A banda saiu do palco, deu tchau para o público, mas todos sabiam que haveria um bis. Só que em Curitiba já sabemos do comportamento das pessoas em shows, que demoram pra pedir pra banda voltar, ficam moscando por dois ou três minutos… Até que alguém começou a puxar o grito com o nome da banda. Então, o Sepultura retornou para as duas músicas finais, ambas do consagrado Roots. A primeira foi “Ratamahatta”, que colocou todos para pular com palavras em português, como biboca, garagem, e favela, e exaltando nomes como Zé do Caixão, Zumbi e Lampião. 

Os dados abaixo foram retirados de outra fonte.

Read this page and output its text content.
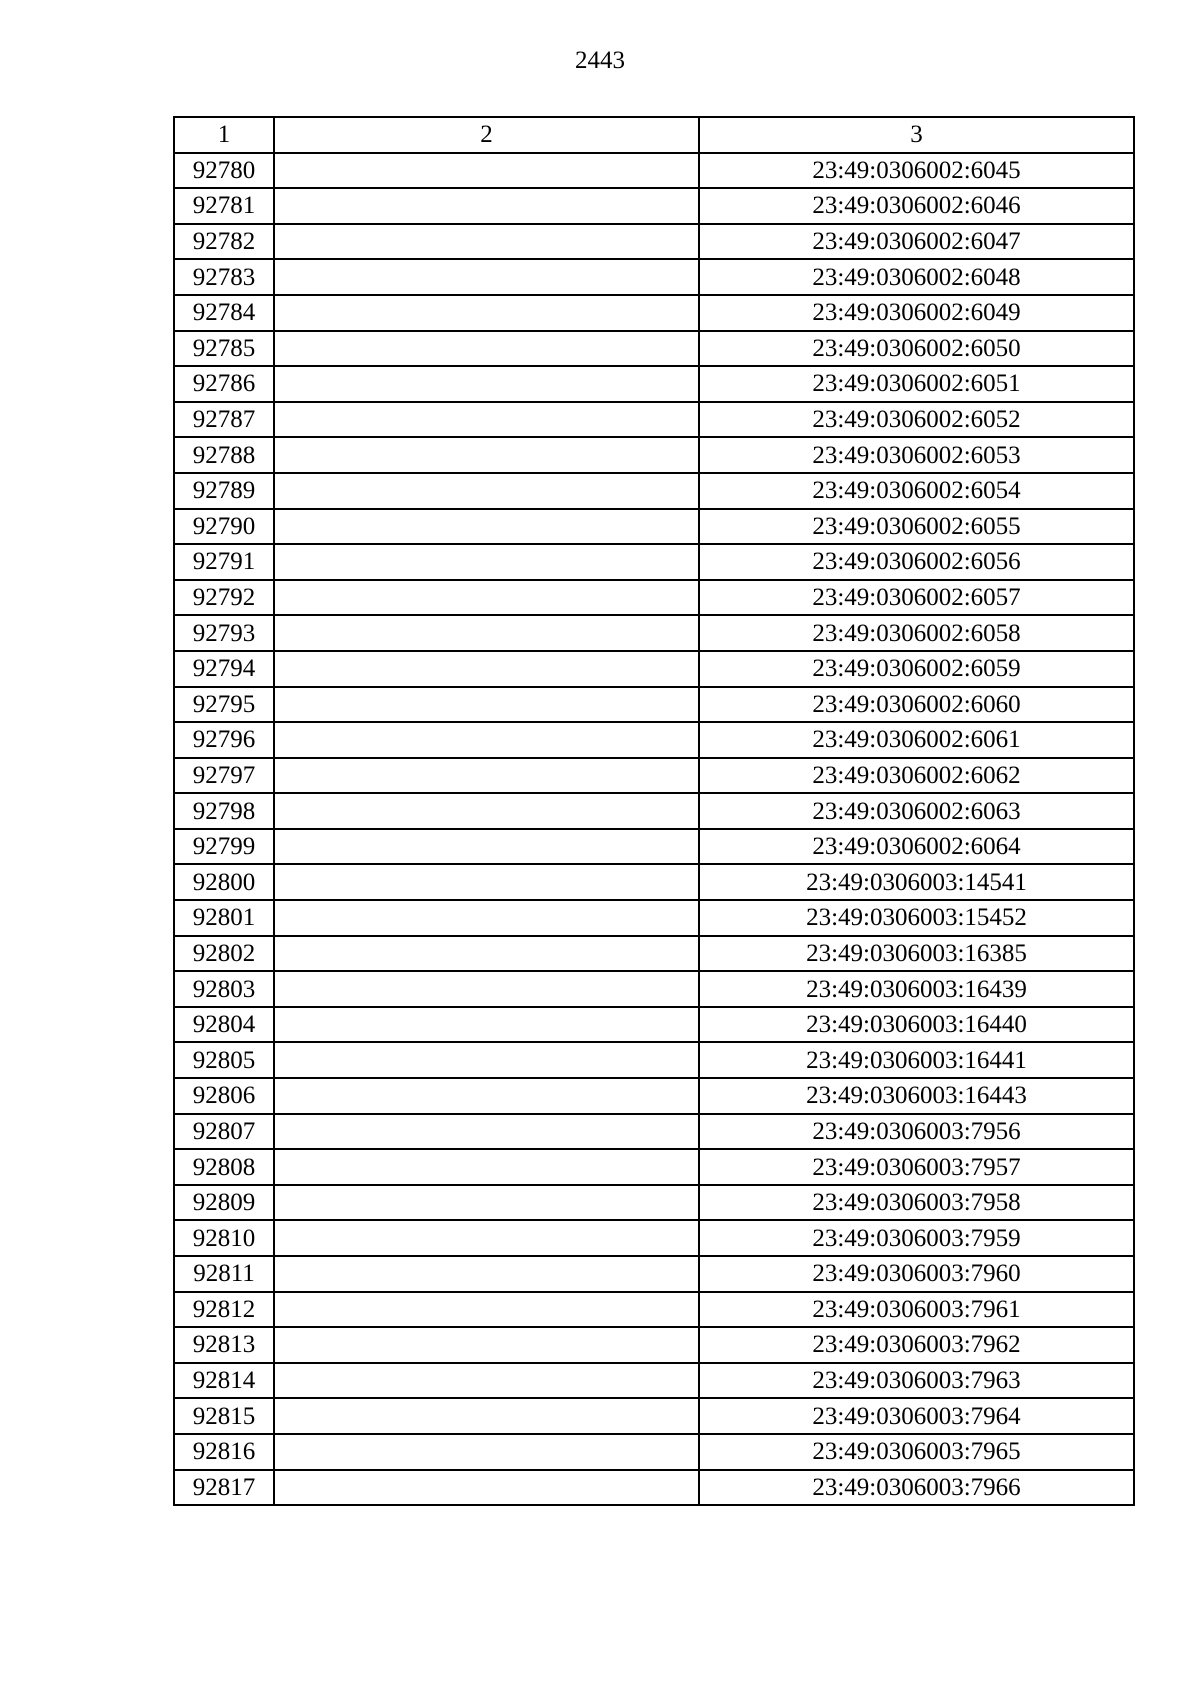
2443
1	2	3
92780		23:49:0306002:6045
92781		23:49:0306002:6046
92782		23:49:0306002:6047
92783		23:49:0306002:6048
92784		23:49:0306002:6049
92785		23:49:0306002:6050
92786		23:49:0306002:6051
92787		23:49:0306002:6052
92788		23:49:0306002:6053
92789		23:49:0306002:6054
92790		23:49:0306002:6055
92791		23:49:0306002:6056
92792		23:49:0306002:6057
92793		23:49:0306002:6058
92794		23:49:0306002:6059
92795		23:49:0306002:6060
92796		23:49:0306002:6061
92797		23:49:0306002:6062
92798		23:49:0306002:6063
92799		23:49:0306002:6064
92800		23:49:0306003:14541
92801		23:49:0306003:15452
92802		23:49:0306003:16385
92803		23:49:0306003:16439
92804		23:49:0306003:16440
92805		23:49:0306003:16441
92806		23:49:0306003:16443
92807		23:49:0306003:7956
92808		23:49:0306003:7957
92809		23:49:0306003:7958
92810		23:49:0306003:7959
92811		23:49:0306003:7960
92812		23:49:0306003:7961
92813		23:49:0306003:7962
92814		23:49:0306003:7963
92815		23:49:0306003:7964
92816		23:49:0306003:7965
92817		23:49:0306003:7966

Por fim, a apresentação encerrou-se magistralmente com “Roots Bloody Roots”, primeiro hit de uma obra revolucionária, que levou uma banda de metal vinda do Brasil a fazer enorme sucesso em todo o planeta, mostrando suas raízes e identidade nacional para o mundo e arriscando sonoridades até então nunca praticada no gênero. Um exemplo são os solos de guitarra justamente desta música “Roots Bloody Roots”, com apenas duas notas e com muita microfonia, deixando clara uma influência da clássica banda indie Sonic Youth, declarada em entrevistas – além de outras referências a artistas dos mais variados estilos, dos quais os músicos do grupo mineiro beberam e absorveram sonoridades diversas de forma rica e criativa. O Sepultura era uma banda que não se prendia às amarras e dogmas do metal, inovou o estilo e continuou muito influente. 

Após o fim da apresentação, a sensação era de êxtase e de satisfação do público presente. Alguns tentavam pegar baquetas, palhetas e set lists distribuídos pela banda e pela equipe de palco. Assim como havia uma música dos Titãs em som mecânico antecedendo os shows dessa turnê, também há uma canção oficial pós-show: “Easy Lover”, de Phill Collins, algo um tanto inesperado para uma banda de metal, mas adequado quando esta banda é o Sepultura, que tem integrantes com gostos bem ecléticos. Assim encerrou-se este que pode ter sido o último (e não menos histórico) concerto do Sepultura em Curitiba.

Set list:  “Refuse/Resist”, “Territory”, “Slave New World”, “Phantom Self”, “Dusted”, “Attitude”, “Kairos”, “Means To An End”, “Cut-Throat”, “Guardians Of Earth”, “Mind War”, “False”, “Choke”, “Escape To The Void”, “Kaiowas”, “Sepulnation”, “Biotech Is Godzilla”, “Agony Of Defeat”, “Troops of Doom”, “Inner Self” e “Arise”. Bis: “Ratamahatta” e “Roots Bloody Roots”.